WHY AN INTEGRATIVE APPROACH TO ASSET DEVELOPMENT?

The historical approach to asset strategy was based purely on regulatory approval considerations rather than a blend of regulatory, clinical, market access and commercialization insights at every stage of the development process. This contributed to the high number of clinical and commercial failures that we see in the industry today. Parallel processing regulatory, clinical, Real World Evidence (RWE) and commercialization activities conducted in an integrated manner strengthens the regulatory package, and can significantly reduce development timelines. The integrative model mitigates the risks inherent in drug development more effectively.

The pressure to speed new therapies to market while the landscape continues to evolve requires the drug development platform to be built quickly and with an integrated view toward product development. Commercial planning, traditionally initiated just prior to launch by commercial functions, is now required much earlier in the development process for effective up-front clinical trial design and successful pursuit of approval. In expedited/accelerated approval cases or emergency use authorization (EUA), the early commercial view is even more of a requisite for approval. During the clinical phase, an integrated model can accelerate benchside development.

“During the clinical phase, an integrated model can accelerate benchside development”
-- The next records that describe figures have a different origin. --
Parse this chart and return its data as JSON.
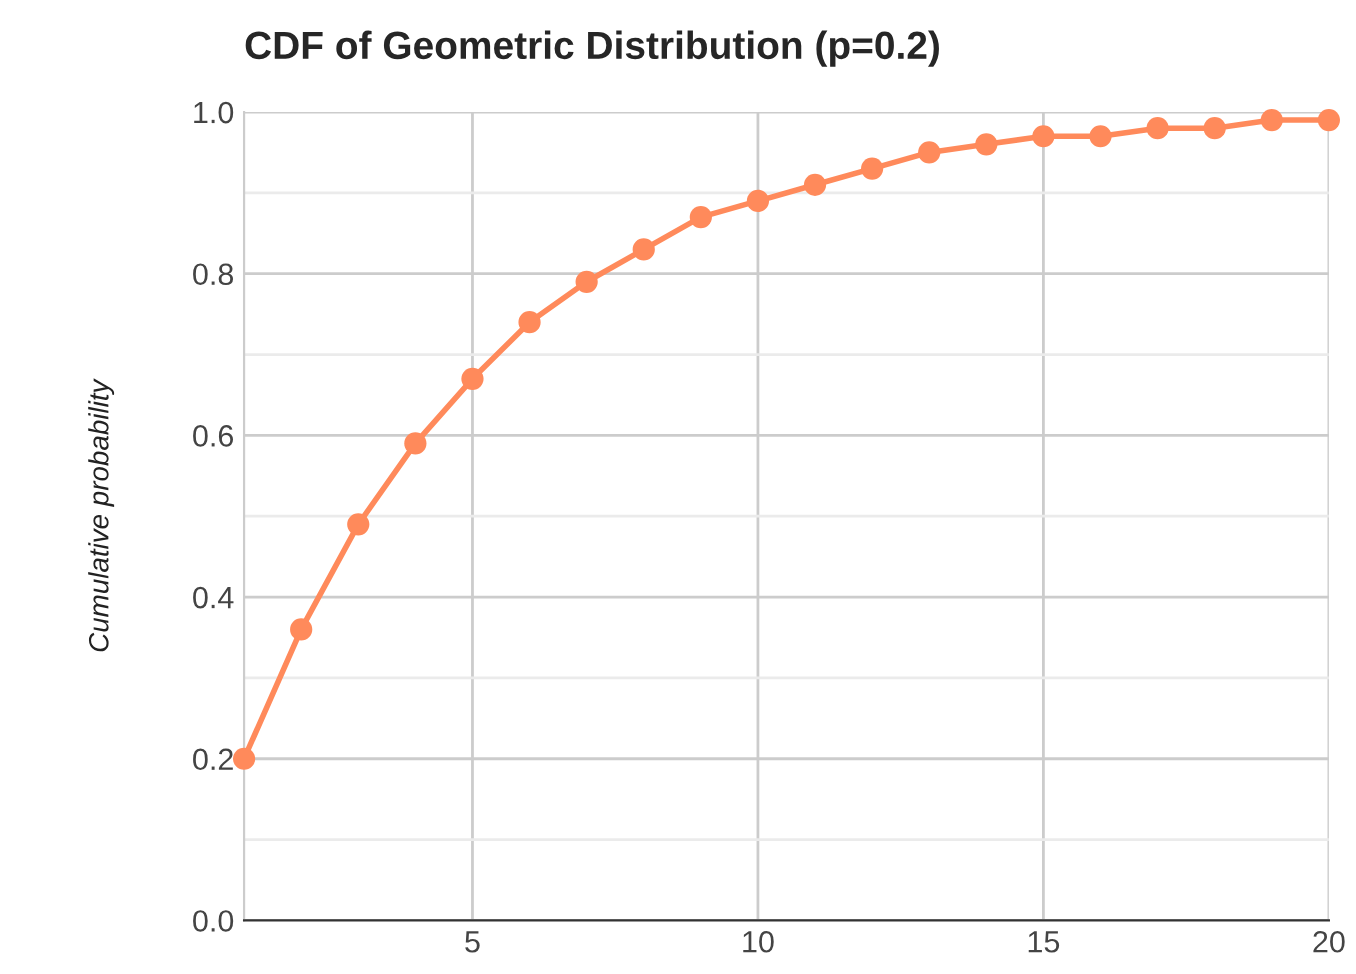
{
  "chart_data": {
    "type": "line",
    "title": "CDF of Geometric Distribution (p=0.2)",
    "ylabel": "Cumulative probability",
    "x": [
      1,
      2,
      3,
      4,
      5,
      6,
      7,
      8,
      9,
      10,
      11,
      12,
      13,
      14,
      15,
      16,
      17,
      18,
      19,
      20
    ],
    "series": [
      {
        "color": "#ff8a5b",
        "values": [
          0.2,
          0.36,
          0.49,
          0.59,
          0.67,
          0.74,
          0.79,
          0.83,
          0.87,
          0.89,
          0.91,
          0.93,
          0.95,
          0.96,
          0.97,
          0.97,
          0.98,
          0.98,
          0.99,
          0.99
        ]
      }
    ],
    "xlim": [
      1,
      20
    ],
    "xticks": [
      5,
      10,
      15,
      20
    ],
    "ylim": [
      0,
      1
    ],
    "yticks": [
      {
        "value": 0,
        "label": "0.0"
      },
      {
        "value": 0.1,
        "label": null
      },
      0.2,
      {
        "value": 0.3,
        "label": null
      },
      0.4,
      {
        "value": 0.5,
        "label": null
      },
      0.6,
      {
        "value": 0.7,
        "label": null
      },
      0.8,
      {
        "value": 0.9,
        "label": null
      },
      {
        "value": 1,
        "label": "1.0"
      }
    ],
    "grid": true,
    "marker": "circle",
    "line_style": "solid",
    "legend": false
  }
}
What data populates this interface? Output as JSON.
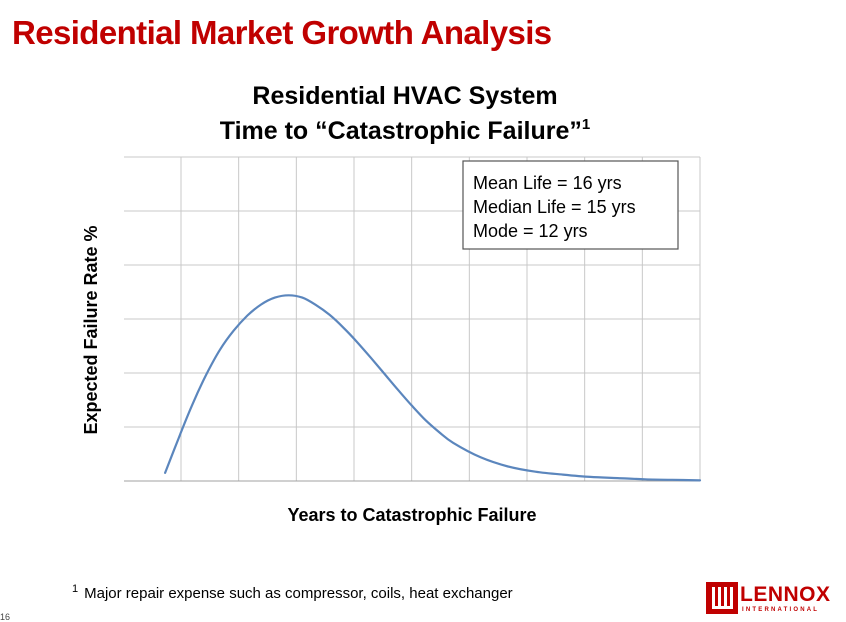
{
  "slide": {
    "title": "Residential Market Growth Analysis",
    "page_number": "16",
    "footnote_marker": "1",
    "footnote": "Major repair expense such as compressor, coils, heat exchanger",
    "logo_text": "LENNOX",
    "logo_subtext": "INTERNATIONAL",
    "brand_color": "#c00000"
  },
  "chart_data": {
    "type": "line",
    "title_line1": "Residential HVAC System",
    "title_line2": "Time to “Catastrophic Failure”",
    "title_superscript": "1",
    "xlabel": "Years to Catastrophic Failure",
    "ylabel": "Expected Failure Rate %",
    "x_tick_labels": false,
    "y_tick_labels": false,
    "grid": true,
    "grid_columns": 9,
    "grid_rows": 6,
    "annotations": [
      "Mean Life = 16 yrs",
      "Median Life = 15 yrs",
      "Mode = 12 yrs"
    ],
    "annotation_placement": "top-right",
    "series": [
      {
        "color": "#5b86bd",
        "x": [
          3,
          4,
          5,
          6,
          7,
          8,
          9,
          10,
          11,
          12,
          13,
          14,
          15,
          16,
          17,
          18,
          19,
          20,
          21,
          22,
          23,
          24,
          26,
          28,
          30,
          32,
          34,
          36,
          38,
          40,
          42
        ],
        "y": [
          0.14,
          0.75,
          1.33,
          1.84,
          2.27,
          2.6,
          2.86,
          3.05,
          3.17,
          3.21,
          3.17,
          3.04,
          2.87,
          2.65,
          2.4,
          2.13,
          1.85,
          1.57,
          1.3,
          1.05,
          0.84,
          0.66,
          0.41,
          0.25,
          0.16,
          0.11,
          0.07,
          0.05,
          0.03,
          0.02,
          0.01
        ]
      }
    ],
    "xlim": [
      0,
      42
    ],
    "ylim": [
      0,
      5.6
    ]
  }
}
A dedicated team focused on the asset’s entire development life cycle can facilitate more focused trial design and submission requirements (e.g., combined Phase I/ II trials, use of accelerated regulatory pathways, pricing and distribution models,and patient education plans). A holistic methodology can also integrate RWE, commercial strategy and market access insights into the clinical plan, which is critical for the asset’s scientific and clinical narrative. In addition, this full-spectrum clinical to commercial perspective can help illuminate higher-yield commercial paths to take during the asset development process.
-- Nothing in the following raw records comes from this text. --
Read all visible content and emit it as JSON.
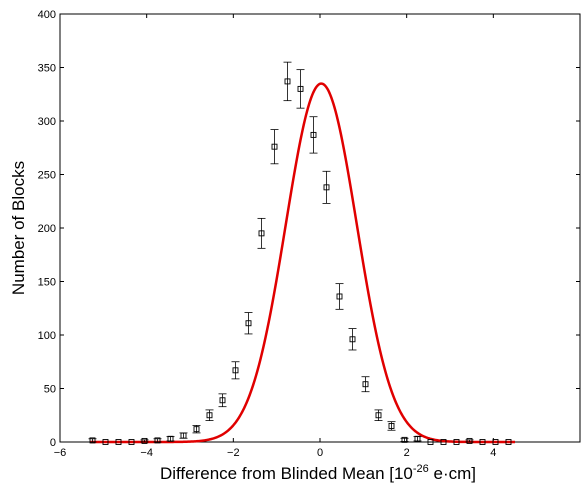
{
  "chart_data": {
    "type": "scatter",
    "title": "",
    "xlabel": "Difference from Blinded Mean [10",
    "xlabel_sup": "-26",
    "xlabel_unit": " e·cm]",
    "ylabel": "Number of Blocks",
    "xlim": [
      -6,
      6
    ],
    "ylim": [
      0,
      400
    ],
    "xticks": [
      -6,
      -4,
      -2,
      0,
      2,
      4
    ],
    "yticks": [
      0,
      50,
      100,
      150,
      200,
      250,
      300,
      350,
      400
    ],
    "grid": false,
    "legend": "none",
    "series": [
      {
        "marker": "square",
        "color": "#000000",
        "x": [
          -5.25,
          -4.95,
          -4.65,
          -4.35,
          -4.05,
          -3.75,
          -3.45,
          -3.15,
          -2.85,
          -2.55,
          -2.25,
          -1.95,
          -1.65,
          -1.35,
          -1.05,
          -0.75,
          -0.45,
          -0.15,
          0.15,
          0.45,
          0.75,
          1.05,
          1.35,
          1.65,
          1.95,
          2.25,
          2.55,
          2.85,
          3.15,
          3.45,
          3.75,
          4.05,
          4.35
        ],
        "y": [
          1.5,
          0,
          0,
          0,
          1,
          1.5,
          3,
          6,
          12,
          25,
          39,
          67,
          111,
          195,
          276,
          337,
          330,
          287,
          238,
          136,
          96,
          54,
          25,
          15,
          2,
          3,
          0,
          0,
          0,
          1,
          0,
          0,
          0
        ],
        "err": [
          1.5,
          0,
          0,
          0,
          1,
          1.5,
          2,
          2.5,
          3.5,
          5,
          6,
          8,
          10,
          14,
          16,
          18,
          18,
          17,
          15,
          12,
          10,
          7,
          5,
          4,
          1.5,
          2,
          0,
          0,
          0,
          1,
          0,
          0,
          0
        ]
      },
      {
        "type": "line",
        "color": "#e00000",
        "fit": "gaussian",
        "amplitude": 335,
        "mean": 0.03,
        "sigma": 0.82
      }
    ]
  }
}
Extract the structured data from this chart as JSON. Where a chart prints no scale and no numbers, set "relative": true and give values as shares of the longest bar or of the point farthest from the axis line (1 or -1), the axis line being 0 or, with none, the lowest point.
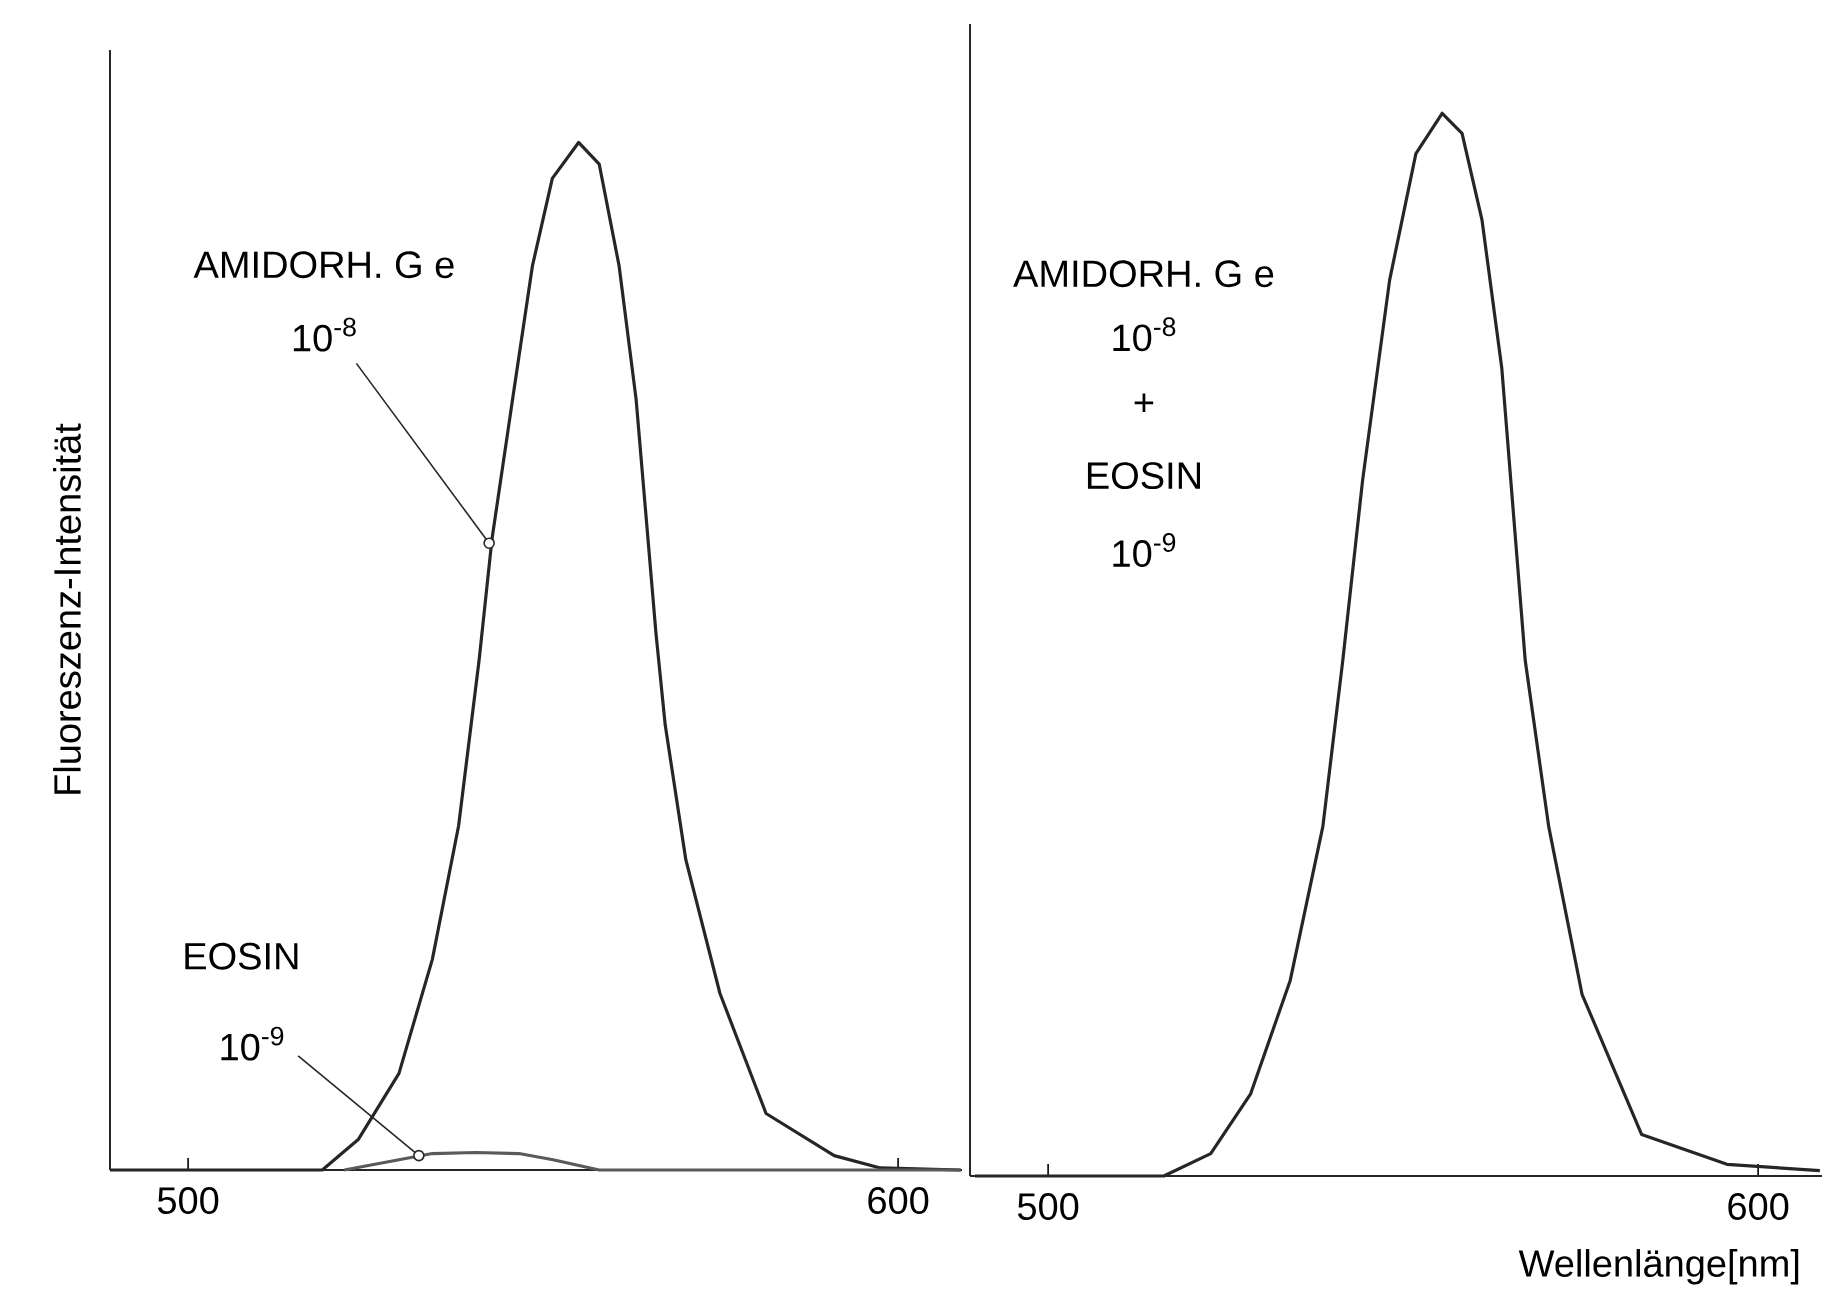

With more and more investors coming on board as key stakeholders, the asset’s net present value (NPV) is greatly affected by speed to market, cost efficiency and risk. For an integrative approach to work effectively, teams need to have a constant lens toward NPV, especially in implementing innovative statistical models and commercial designs, to maximize pull through and return on investment (ROI).
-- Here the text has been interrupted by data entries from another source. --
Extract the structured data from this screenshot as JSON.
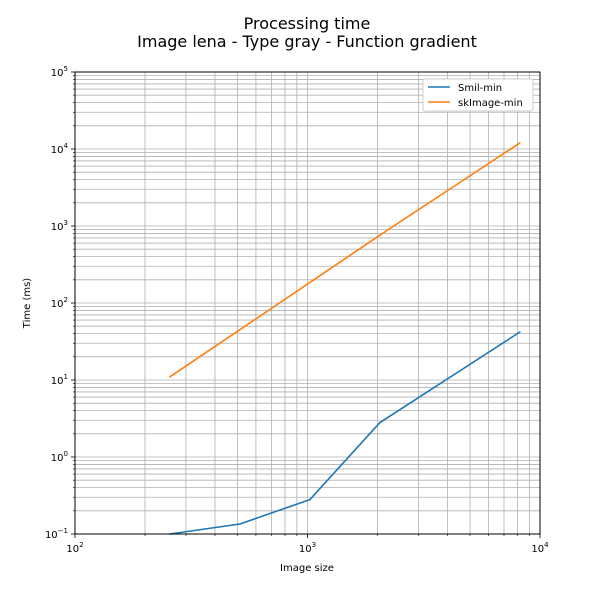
{
  "chart_data": {
    "type": "line",
    "title": "Processing time",
    "subtitle": "Image lena - Type gray - Function gradient",
    "xlabel": "Image size",
    "ylabel": "Time (ms)",
    "xscale": "log",
    "yscale": "log",
    "xlim": [
      100,
      10000
    ],
    "ylim": [
      0.1,
      100000
    ],
    "x_ticks": [
      {
        "value": 100,
        "base": "10",
        "exp": "2"
      },
      {
        "value": 1000,
        "base": "10",
        "exp": "3"
      },
      {
        "value": 10000,
        "base": "10",
        "exp": "4"
      }
    ],
    "y_ticks": [
      {
        "value": 0.1,
        "base": "10",
        "exp": "−1"
      },
      {
        "value": 1,
        "base": "10",
        "exp": "0"
      },
      {
        "value": 10,
        "base": "10",
        "exp": "1"
      },
      {
        "value": 100,
        "base": "10",
        "exp": "2"
      },
      {
        "value": 1000,
        "base": "10",
        "exp": "3"
      },
      {
        "value": 10000,
        "base": "10",
        "exp": "4"
      },
      {
        "value": 100000,
        "base": "10",
        "exp": "5"
      }
    ],
    "grid": true,
    "legend_position": "top-right",
    "series": [
      {
        "name": "Smil-min",
        "color": "#1f77b4",
        "x": [
          256,
          512,
          1024,
          2048,
          8192
        ],
        "y": [
          0.1,
          0.135,
          0.28,
          2.8,
          42
        ]
      },
      {
        "name": "skImage-min",
        "color": "#ff7f0e",
        "x": [
          256,
          512,
          1024,
          2048,
          8192
        ],
        "y": [
          11,
          45,
          185,
          760,
          12000
        ]
      }
    ]
  }
}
KEY ACTIONS FOR LAUNCHING AN INTEGRATIVE DRUG PATHWAY

Demand for quick approval is as critical as safety and efficacy outcomes. A successful integrative approach will be able to:

• Leverage an integrated approach with a single dedicated point of contact to ensure full, streamlined and timely access to cross-disciplinary experts across the partner organization

• Deliver global operational scale to de-risk use of funding across the clinical to commercial spectrum •Provide comprehensive and continuous surveillance of real-time therapeutic insights and data allowing for rapid pivots in asset strategy, if needed

• Supplement in-house expertise with therapeutic[1]specific clinical, regulatory, access, policy and commercial capabilities

• Focus on transitioning assets from one value inflection point to the next as quickly and efficiently as possible, de-risking asset value and thus delivering on shareholder expectations

• Deliver optionality and scalability for internal expansion that allows for a more balanced approach to investment into the organizational footprint

INTEGRATIVE DRUG DEVELOPMENT: TRANSCENDING THE TACTICAL AND TRANSACTIONAL

Hastened timelines and the unpredictable market have made traditional analogs for success scarce, and the competitive landscape crowded. These factors impose significant risk for therapy organizations and create uncertainty in providing viable therapies to patients. For these reasons, drug development demands a more fully integrated and holistic solution, transcending the tactical and transactional, to provide emerging drug developers a powerful combination of asset strategy and execution.